- The Washington Times - Tuesday, October 21, 2003

NIAGARA FALLS, Ontario — A man who went over Niagara Falls with only the clothes on his back and survived will be charged with illegally performing a stunt, Niagara Parks Police said yesterday.

Kirk Jones, 40, of Canton, Mich., is the first person known to have gone over Niagara Falls without safety devices and lived. He could be fined $10,000.

Brian Merrett, chairman of Niagara Parks Commission, called the stunt “stupid.”

“Our people went down in the gorge and got him,” Mr. Merrett said. “That’s why we don’t condone this. It puts all of our people — the fire department, the paramedics, everyone — at risk to do the rescues. That’s why were are so adamant about stunting.”

Stunned tourists described seeing Mr. Jones float by on his back Monday in the swift Niagara River, go headfirst over the churning 180-foot waterfall and then pull himself out of the water onto the rocks below.

“He just looked calm. He just was gliding by so fast. I was in shock really that I saw a person go by,” visitor Brenda McMullen told WIVB-TV in Buffalo, N.Y.

Mr. Jones was not seriously injured and remained hospitalized in Niagara Falls in stable condition.

Police said they were ruling out the possibility it was a suicide attempt.

“We are investigating it as an intentional act,” Niagara Parks Police Inspector Paul Fortier said.

He said psychological tests were being conducted at the hospital.

Mr. Fortier said police have a videotape of the act that they believe was made by someone who accompanied Jones. That person has not been charged.

Water rushes over the falls at a rate of 150,000 gallons per second.

Only one other person is known to have survived a plunge over the Canadian-side Horseshoe Falls without a barrel or other contraption: a 7-year-old boy who was wearing a life preserver when he was thrown into the water in a 1960 boating accident.
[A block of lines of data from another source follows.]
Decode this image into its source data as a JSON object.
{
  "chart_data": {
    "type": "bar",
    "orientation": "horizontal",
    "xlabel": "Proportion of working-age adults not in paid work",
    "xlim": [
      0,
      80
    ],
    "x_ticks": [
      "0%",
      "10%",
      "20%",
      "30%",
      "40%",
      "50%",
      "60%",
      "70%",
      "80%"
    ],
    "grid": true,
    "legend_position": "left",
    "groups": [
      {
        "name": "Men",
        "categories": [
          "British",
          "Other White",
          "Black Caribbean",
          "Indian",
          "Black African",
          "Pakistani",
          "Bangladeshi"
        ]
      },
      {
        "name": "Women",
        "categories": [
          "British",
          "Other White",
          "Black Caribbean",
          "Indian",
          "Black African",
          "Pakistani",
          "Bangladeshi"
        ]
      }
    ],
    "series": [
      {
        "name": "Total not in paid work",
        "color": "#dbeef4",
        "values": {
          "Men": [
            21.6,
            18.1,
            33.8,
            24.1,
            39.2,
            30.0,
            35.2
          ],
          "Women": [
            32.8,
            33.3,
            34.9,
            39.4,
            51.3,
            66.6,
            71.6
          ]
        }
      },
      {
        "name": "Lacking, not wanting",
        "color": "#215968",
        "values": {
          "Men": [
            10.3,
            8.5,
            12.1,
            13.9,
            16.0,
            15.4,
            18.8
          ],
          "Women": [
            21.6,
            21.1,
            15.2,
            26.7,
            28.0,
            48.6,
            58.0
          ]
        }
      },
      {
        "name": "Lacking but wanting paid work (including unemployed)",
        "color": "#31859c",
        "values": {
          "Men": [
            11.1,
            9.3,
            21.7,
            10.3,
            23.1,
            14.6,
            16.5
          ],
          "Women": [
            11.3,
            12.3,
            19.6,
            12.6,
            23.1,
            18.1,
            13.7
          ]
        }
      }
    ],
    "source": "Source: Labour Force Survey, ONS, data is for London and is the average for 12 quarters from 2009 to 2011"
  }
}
No one has ever survived a trip — with or without safety devices — over the narrower and rockier American Falls.

Since 1901, 15 daredevils have taken the plunge in barrels or other devices, including a kayak and a personal watercraft. Ten survived, said Niagara Falls historian Paul Gromosiak, who has written books on the subject.

Suicides are not uncommon at Niagara Falls, though police are reluctant to give numbers.